Fahira mengungkapkan, aksi bullying verbal maupun fisik dalam lingkungan pendidikan yang melibatkan pelajar, bukan hanya menjadi persoalan serius di Indonesia, tetapi juga banyak negara lain di dunia.
“Banyak negara sudah berhasil menekan aksi bullying karena pemerintahnya memformulasikan cetak biru pendidikan anti-bullying yang berisi kerangka kerja terperinci sebagai dijadikan landasan kebijakan, sasaran, strategi hinggi kepada detail kegiatan serta teknis pelaksanaan di mana sekolah menjadi yang terdepan mengimplementasikannya.
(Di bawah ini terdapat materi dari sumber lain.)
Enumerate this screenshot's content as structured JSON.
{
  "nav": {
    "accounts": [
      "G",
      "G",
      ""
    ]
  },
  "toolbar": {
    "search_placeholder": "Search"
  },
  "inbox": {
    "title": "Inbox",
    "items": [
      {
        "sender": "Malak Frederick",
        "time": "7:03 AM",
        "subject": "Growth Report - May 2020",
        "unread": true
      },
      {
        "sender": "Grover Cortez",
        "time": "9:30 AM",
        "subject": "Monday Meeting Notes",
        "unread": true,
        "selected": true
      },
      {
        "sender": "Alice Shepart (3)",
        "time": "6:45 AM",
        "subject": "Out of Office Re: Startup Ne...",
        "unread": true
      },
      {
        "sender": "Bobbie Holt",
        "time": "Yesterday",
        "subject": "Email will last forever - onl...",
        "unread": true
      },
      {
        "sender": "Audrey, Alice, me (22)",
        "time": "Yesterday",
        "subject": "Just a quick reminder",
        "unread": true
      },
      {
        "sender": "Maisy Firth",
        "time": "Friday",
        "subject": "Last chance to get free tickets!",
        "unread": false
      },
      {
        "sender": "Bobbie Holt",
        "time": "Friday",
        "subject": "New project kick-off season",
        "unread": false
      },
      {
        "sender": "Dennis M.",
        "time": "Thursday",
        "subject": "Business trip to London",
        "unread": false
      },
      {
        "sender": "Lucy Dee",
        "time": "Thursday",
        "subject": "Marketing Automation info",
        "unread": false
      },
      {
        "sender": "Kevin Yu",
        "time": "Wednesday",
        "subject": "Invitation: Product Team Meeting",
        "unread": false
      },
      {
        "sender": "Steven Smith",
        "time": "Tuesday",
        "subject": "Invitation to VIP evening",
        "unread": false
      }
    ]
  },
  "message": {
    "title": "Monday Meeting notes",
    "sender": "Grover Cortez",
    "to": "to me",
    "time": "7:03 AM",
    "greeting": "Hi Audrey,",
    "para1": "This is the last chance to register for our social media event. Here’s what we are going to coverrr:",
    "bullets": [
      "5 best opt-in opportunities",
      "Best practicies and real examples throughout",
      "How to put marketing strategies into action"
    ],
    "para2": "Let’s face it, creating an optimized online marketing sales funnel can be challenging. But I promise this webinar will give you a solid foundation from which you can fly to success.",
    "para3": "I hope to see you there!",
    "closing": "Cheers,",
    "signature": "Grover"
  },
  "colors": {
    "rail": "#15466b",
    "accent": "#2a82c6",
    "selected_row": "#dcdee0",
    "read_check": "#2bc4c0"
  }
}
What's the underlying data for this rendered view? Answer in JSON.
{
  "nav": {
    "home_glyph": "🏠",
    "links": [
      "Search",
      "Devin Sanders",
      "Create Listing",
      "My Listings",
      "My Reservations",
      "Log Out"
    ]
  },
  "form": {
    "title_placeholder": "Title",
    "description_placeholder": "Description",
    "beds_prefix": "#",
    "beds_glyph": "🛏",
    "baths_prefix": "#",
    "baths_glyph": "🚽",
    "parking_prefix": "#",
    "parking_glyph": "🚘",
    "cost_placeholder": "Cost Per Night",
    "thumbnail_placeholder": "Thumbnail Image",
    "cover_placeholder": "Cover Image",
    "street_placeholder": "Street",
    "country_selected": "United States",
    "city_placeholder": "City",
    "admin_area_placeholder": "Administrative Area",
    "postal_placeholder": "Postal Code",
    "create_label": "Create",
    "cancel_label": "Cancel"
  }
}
Persoalan aksi bully oleh pelajar sangat kompleks dan multidemensi sehingga penangannya juga harus komprehensif,” jelasnya.
Beberapa negara yang mempunyai program pendidikan anti-bullying yang cukup efektif yakni Inggris dan Finlandia. Di Finlandia, terdapat program anti-bullying berbasis sekolah yang inovatif bernama KiVa yang melibatkan guru, murid, dan orang tua.
“Di Finlandia, orang tua yang mau menyekolahkan anaknya wajib mengikuti pendidikan anti-bullying. Nah, di sekolah, anak-anak ini mendapat pendidikan anti-bullying yang disampaikan dengan cara-cara kreatif dan interaktif misalnya lewat game online, video, sampai poster. Cara-cara seperti ini ternyata efektif membentuk karakter anti-bullying pada anak sejak usia dini,” jelas dia.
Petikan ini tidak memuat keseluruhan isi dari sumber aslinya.